Vladimir: detached garage
Princess Tofu: ok
Vladimir: I have a living room, dining room, kitchen, master bedroom, 2nd bedroom
Vladimir: upstairs has living room, kitchen and two bedrooms
Princess Tofu: Is it occupied right now?
Vladimir: Owner occupied, I believe. That's why we have to give 24 hours notice
Princess Tofu: Is there someone upstairs?
Vladimir: No clue
Vladimir: I'll find out tomorrow
Princess Tofu: Yippy!
Vladimir: I saw one with a fireplace and got all excited, but there is already an offer on it. Then I found out the FP was electric, so I didn't give a shit anymore.
Vladimir: By the way, when I have my housewarming, I'm asking for a Roomba
Princess Tofu has been disconnected
Princess Tofu has reconnected
Princess Tofu: Freaking Msn!
Vladimir: maybe it's you
Princess Tofu: eat me
Vladimir: wow
Vladimir: did you get my last announcement?
Princess Tofu: No!
Vladimir: when I have my housewarming, I'm asking for a Roomba
Princess Tofu: Why not ask for a toaster oven and a blender while you're at it!
Vladimir: Depends on the room I have in whatever kitchen I get
Vladimir: If I had got the last place, only room for a microwave, nothing else
Princess Tofu: That won't do.
Vladimir: eh, I would have lived
Vladimir: especially with hardwood floors and a Roomba!

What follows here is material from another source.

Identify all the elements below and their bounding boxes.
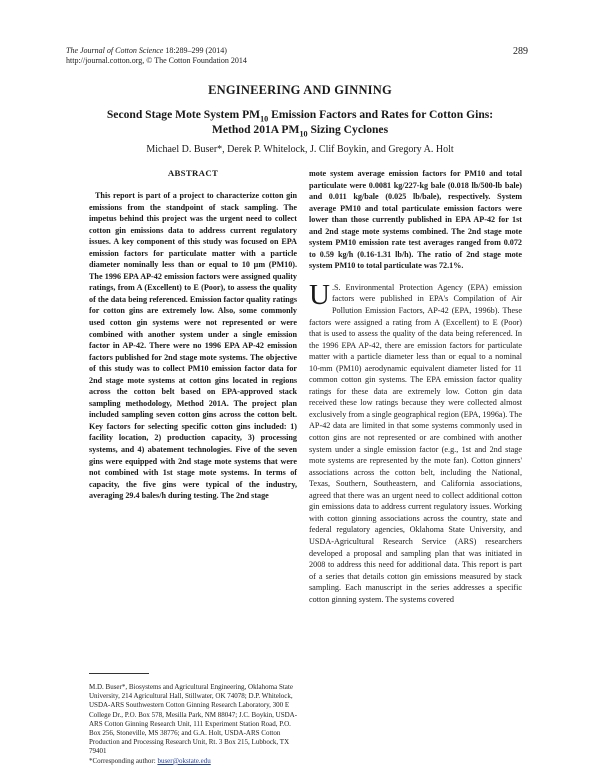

Princess Tofu: I'm getting giddy!
Vladimir: Somewhere the cats can scamper and play
Princess Tofu: And a little misty eyed.
Vladimir: I'm going to do some laundry
Princess Tofu: Hey, I have to go take a shower and get dressed. I'm going somewhere.
Vladimir: where are we going?
Princess Tofu: "We". Do you mean that in a regal sense?
Vladimir: sure, whatever. where?
Princess Tofu: Going to the movies with my parents.
Vladimir: You should blow them off and do laundry and lunch with me.
Princess Tofu: Don't you have to work?
Vladimir: I'm at home. Day off
Princess Tofu: I'll probably be home after 3pm. you want to go then?
Vladimir: don't you have to go to bed?
Princess Tofu: No not necessarily. Not really tired right now.
Vladimir: Well, I am doing all my clothes, plus sheets plus the cat-hair covered blankets. I want to do it during the day when there's plenty of washers and dryers
Princess Tofu: Hey it's up to you.
Vladimir: Thanks anyway, sweetpea
Vladimir: If you'd rather hang out with your parents then doing something fun, who am I to stop you?
Princess Tofu: You are not making me feel guilty. If you want to go later let me know. It won't be as hot later.
Vladimir: I'm not trying to make you feel guilty, just foolish
Princess Tofu: too late
Vladimir: I hear that
Princess Tofu: well, I have to go get ready now
Vladimir: me too
Vladimir: see you tomorrow afternoon
Princess Tofu: hugs and kisses! I hope it goes okay.